Wednesday, April 12

No, Goddamit.

David Ignatius, "An Iranian Missile Crisis?" Washington Post, April 12

The emerging confrontation between the United States and Iran is "the Cuban missile crisis in slow motion," argues Graham Allison, the Harvard University professor who wrote the classic study of President John F. Kennedy's 1962 showdown with the Soviet Union that narrowly averted nuclear war. If anything, that analogy understates the potential risks here.

If five years of the Bush administration isn't gonna teach you, and if fifty years of crises, missile gaps, atomic-powered bomber gaps, and the International Communist Conspiracy isn't gonna teach you, then perhaps you can stop and think for a minute. The Cuban missile crisis is, indeed, a fine illustration of the "crisis" in Iraq. But its lesson is the exact opposite of how either is being portrayed.

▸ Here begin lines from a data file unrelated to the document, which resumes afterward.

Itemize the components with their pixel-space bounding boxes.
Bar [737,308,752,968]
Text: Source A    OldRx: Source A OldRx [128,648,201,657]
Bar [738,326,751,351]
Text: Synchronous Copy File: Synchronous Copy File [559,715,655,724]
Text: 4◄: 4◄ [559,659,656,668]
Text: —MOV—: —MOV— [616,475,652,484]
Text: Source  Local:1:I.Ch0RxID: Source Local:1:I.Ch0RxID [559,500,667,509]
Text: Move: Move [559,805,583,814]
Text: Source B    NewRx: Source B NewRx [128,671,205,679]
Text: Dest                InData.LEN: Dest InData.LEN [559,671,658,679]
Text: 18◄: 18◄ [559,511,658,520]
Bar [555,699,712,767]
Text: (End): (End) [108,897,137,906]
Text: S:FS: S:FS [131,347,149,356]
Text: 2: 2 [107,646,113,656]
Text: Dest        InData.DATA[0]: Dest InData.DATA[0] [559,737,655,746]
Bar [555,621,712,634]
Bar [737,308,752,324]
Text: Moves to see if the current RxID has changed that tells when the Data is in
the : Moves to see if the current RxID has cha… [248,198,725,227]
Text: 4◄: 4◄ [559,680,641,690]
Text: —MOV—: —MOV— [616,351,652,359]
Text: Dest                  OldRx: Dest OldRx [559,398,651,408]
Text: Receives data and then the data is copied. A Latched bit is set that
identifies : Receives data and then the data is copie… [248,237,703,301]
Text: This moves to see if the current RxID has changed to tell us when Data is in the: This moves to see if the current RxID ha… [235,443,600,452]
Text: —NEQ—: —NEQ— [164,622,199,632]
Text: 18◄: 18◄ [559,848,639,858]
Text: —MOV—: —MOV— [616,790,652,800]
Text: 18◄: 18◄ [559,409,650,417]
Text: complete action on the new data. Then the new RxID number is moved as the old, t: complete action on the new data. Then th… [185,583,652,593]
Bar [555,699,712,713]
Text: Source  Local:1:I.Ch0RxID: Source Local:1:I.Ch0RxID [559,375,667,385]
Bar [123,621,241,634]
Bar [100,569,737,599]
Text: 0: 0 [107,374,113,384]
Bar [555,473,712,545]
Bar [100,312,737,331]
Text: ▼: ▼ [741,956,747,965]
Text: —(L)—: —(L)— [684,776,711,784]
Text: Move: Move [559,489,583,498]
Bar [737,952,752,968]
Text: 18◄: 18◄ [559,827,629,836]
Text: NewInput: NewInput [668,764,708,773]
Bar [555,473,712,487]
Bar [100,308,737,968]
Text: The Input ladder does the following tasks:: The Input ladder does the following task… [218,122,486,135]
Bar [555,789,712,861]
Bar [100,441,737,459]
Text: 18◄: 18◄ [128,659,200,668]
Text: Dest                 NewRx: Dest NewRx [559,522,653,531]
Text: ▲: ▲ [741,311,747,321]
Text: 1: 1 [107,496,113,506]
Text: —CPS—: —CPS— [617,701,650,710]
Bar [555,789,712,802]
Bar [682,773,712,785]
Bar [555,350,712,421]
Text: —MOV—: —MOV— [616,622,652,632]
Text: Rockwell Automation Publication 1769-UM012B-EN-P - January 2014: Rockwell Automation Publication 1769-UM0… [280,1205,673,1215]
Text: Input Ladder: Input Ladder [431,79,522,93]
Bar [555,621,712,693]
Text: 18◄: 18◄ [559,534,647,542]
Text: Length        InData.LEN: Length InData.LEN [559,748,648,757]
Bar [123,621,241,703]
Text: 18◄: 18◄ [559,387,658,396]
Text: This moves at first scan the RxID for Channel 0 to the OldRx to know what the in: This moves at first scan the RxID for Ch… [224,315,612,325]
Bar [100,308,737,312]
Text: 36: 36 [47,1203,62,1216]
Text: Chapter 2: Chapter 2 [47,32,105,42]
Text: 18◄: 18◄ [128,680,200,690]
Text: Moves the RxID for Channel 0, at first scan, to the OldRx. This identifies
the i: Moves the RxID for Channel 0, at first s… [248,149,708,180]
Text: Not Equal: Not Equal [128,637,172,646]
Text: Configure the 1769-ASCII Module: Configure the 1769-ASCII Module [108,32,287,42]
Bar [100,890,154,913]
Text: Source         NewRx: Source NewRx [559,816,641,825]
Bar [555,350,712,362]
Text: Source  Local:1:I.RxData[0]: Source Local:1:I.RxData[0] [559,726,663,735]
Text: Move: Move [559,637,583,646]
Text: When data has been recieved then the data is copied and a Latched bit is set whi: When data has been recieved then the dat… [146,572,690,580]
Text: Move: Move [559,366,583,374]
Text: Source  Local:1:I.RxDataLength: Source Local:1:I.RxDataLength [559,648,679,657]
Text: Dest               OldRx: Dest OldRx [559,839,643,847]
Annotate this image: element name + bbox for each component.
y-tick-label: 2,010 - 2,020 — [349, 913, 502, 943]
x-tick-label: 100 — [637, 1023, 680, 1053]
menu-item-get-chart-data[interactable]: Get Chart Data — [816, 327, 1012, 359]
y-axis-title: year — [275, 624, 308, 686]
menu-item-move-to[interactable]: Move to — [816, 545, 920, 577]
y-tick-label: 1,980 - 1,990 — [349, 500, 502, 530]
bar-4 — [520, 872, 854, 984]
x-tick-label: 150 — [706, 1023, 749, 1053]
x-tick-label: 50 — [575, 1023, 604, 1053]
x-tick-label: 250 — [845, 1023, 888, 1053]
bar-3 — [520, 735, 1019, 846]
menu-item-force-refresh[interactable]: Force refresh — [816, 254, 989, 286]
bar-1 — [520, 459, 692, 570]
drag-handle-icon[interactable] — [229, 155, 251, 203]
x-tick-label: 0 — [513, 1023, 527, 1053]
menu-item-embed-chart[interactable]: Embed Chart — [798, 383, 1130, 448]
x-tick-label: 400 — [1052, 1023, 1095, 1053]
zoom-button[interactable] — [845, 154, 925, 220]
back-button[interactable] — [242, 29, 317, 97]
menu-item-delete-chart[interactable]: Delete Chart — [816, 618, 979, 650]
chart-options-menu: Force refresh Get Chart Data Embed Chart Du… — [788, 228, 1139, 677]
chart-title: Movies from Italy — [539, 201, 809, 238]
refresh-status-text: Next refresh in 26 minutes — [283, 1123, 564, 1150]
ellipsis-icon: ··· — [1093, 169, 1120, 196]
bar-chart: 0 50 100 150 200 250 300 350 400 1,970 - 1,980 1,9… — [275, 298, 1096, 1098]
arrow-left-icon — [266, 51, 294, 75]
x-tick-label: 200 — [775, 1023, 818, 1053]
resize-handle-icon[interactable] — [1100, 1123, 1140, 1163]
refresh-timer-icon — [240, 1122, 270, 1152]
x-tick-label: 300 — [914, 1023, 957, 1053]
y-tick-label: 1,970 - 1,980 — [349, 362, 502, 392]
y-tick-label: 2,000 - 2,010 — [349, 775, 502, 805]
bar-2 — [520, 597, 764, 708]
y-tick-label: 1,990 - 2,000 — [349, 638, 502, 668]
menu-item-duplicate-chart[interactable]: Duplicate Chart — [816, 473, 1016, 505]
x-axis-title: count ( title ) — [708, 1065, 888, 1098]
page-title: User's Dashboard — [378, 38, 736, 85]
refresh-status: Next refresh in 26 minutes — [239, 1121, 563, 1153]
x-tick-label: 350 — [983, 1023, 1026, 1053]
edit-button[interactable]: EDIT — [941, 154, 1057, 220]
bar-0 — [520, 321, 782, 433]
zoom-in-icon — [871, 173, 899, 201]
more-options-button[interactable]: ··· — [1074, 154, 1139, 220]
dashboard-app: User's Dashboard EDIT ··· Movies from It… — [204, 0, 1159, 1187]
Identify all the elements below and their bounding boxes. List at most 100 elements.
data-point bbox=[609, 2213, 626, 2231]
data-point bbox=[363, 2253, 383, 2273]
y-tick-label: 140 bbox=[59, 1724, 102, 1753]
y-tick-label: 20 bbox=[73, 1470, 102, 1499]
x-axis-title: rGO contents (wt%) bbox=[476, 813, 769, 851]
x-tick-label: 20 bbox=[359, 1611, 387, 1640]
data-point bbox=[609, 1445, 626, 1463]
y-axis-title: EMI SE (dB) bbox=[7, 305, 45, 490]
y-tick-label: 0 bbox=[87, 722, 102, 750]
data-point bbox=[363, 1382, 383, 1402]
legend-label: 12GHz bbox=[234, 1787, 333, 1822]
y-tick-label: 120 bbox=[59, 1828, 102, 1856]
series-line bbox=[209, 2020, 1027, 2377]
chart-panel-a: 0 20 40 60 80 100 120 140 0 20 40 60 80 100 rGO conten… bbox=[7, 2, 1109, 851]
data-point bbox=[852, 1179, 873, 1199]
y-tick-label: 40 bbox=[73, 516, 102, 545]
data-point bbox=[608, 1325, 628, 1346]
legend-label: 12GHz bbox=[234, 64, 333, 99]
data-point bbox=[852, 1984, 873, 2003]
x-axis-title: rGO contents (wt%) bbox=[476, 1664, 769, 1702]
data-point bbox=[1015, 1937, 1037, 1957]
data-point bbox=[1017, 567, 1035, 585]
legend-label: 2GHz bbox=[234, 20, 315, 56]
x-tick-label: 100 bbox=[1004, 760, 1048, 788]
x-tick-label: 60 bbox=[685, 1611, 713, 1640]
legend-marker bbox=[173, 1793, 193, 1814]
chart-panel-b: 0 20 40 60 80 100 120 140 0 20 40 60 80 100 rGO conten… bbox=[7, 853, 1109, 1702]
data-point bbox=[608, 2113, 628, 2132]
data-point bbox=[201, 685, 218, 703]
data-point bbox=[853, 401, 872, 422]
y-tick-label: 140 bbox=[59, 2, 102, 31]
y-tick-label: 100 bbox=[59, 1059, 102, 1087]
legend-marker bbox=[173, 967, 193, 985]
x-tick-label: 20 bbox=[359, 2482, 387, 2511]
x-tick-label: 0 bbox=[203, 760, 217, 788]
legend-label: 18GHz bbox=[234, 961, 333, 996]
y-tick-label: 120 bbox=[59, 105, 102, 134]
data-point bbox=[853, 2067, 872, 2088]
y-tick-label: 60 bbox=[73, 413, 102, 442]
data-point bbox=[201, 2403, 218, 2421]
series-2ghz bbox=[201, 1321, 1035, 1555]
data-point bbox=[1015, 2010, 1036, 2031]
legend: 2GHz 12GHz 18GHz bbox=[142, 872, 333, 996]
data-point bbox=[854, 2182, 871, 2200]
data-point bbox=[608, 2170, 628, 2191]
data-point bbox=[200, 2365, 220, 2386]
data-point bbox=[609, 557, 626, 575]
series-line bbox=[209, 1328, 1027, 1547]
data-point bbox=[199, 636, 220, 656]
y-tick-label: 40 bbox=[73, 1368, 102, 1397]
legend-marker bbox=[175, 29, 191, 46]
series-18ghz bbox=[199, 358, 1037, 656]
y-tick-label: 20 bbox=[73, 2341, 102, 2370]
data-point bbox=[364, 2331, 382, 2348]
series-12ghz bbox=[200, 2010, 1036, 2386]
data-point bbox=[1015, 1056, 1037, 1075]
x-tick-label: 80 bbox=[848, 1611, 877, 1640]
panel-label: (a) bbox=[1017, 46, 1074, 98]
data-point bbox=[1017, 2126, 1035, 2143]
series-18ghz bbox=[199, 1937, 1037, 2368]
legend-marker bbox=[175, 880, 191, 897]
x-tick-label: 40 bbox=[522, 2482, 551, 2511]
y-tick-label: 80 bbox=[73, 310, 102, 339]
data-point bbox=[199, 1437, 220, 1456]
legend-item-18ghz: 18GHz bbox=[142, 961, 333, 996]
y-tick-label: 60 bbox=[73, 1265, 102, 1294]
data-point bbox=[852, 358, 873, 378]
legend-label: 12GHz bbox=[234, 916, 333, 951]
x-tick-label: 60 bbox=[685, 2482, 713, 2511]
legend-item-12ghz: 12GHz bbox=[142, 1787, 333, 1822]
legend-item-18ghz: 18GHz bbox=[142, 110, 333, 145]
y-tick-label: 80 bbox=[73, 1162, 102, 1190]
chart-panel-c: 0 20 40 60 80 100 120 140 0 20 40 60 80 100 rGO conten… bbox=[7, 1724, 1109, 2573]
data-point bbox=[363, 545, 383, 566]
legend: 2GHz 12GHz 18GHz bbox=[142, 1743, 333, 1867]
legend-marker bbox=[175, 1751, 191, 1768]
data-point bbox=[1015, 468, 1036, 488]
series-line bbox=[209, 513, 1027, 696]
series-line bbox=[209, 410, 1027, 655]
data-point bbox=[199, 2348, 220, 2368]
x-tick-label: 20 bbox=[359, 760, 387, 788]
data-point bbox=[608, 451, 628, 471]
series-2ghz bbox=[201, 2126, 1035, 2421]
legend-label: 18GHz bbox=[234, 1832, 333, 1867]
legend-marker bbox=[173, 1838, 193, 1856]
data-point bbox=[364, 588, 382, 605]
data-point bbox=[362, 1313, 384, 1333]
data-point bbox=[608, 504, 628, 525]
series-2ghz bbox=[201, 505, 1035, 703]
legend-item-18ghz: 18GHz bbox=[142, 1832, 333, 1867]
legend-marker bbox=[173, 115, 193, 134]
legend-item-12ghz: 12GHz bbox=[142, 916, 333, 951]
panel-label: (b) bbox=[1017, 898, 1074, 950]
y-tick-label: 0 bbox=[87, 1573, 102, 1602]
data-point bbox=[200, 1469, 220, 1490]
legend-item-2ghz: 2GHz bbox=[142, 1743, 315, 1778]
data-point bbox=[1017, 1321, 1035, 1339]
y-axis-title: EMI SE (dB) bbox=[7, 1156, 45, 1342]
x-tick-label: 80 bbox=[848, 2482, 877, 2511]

Those Soviet missiles in Cuba were not an offensive threat to the United States. And Kennedy and his minions knew it (and they knew, but couldn't reveal, why they were there--our attempts to assassinate Castro). Think for a minute. How do you use Cuban-based nuclear weapons offensively against the United States? Well, you launch them, of course. But that tips off the US of impending Soviet attack, so not only do we destroy Cuba in a heartbeat, we're launching at the USSR at the same time. Alternately they launch the Soviet missiles first, in which case Cuba is destroyed before it can begin a countdown. (It was, of course, the same with our missiles in Turkey, which we quietly removed after the hubub was over.) If indeed the world was on the brink of all-out nuclear war in 1962 it was the doing of the Kennedy administration, not the Soviets.

Same thing today, mutatis mutandis. There's no superpower arms race as a backdrop; Iran, which has outplayed the World's Only Superpower in Iraq (and whose fault is that?) realizes that both US hard and soft power have been drastically reduced by our little Mideast adventure, and now is the time to create a deterrent force. You don't have to like the Iranians (who does?) to recognize they've got a legitimate concern about permanent US bases on their border. And while we're a generation away (or a draft and five years, minimum) from the possibility of raising a sizeable force to send anywhere (and whose fault is that?) is the perfect time to do it. We've graciously given them that time--uranium bomb technology is relatively easy, but stockpiling the materials takes years. It's the opposite of the plutonium bomb.

Iranian nukes can't be used offensively against Israel, or the US, without the immediate obliteration of Iran. That doesn't make them a non-threat, of course, but the program itself is not the threat. There's five years, minimum, for the world to dissuade them.

On the other hand, the US may have one more bolt in its quiver, though even the Bush administration is now forced to concede it's an airstrike, not an invasion. Bombing never stopped anything but the lives of those unfortunate in their choice of location. Bomb Iran today, they're back in business tomorrow, and the hostility of the rest of the world to its lone superpower becomes the process of reining it in for good.

It's dollars to doughnuts there'll be regime change in Iran (whatever happened to the reverse-domino spread of democracy theory, anyway?) before there's sufficient manpower and materiel for another administration of idiots to threaten anybody with "liberation", US style. Granted, Ignatius urges a Kennedy-like "creative" solution to the question of Iranian nukes, but is there anyone left who expects that of Bush? Forty years later there was plenty of misplaced cynicism about Pearl Harbor, fer chrissakes. Forty years is long enough to have learned that Kennedy was playing for very different stakes than we were told, and to take the Great Brink of Nuclear Annihilation off the list of Fables for Our Time. Even for the romantics at WaPo.

1 comment:

Jaye Ramsey Sutter said...

JFK wouldn't be pleased with the comparison. Neither am I.

Recall that W. had Ted over early in 2001 to watch "Thirteen Days." Too bad W. couldn't follow the plot.

I am trying to stomach that we may indeed use nuclear weapons in Iran. I know we did in Japan to end the war and always thinking ahead to teach the Russians a thing or two. But as horrible as it was, it was a more understandable if not just reason than this.

It will cause World War III. How do you stop that war?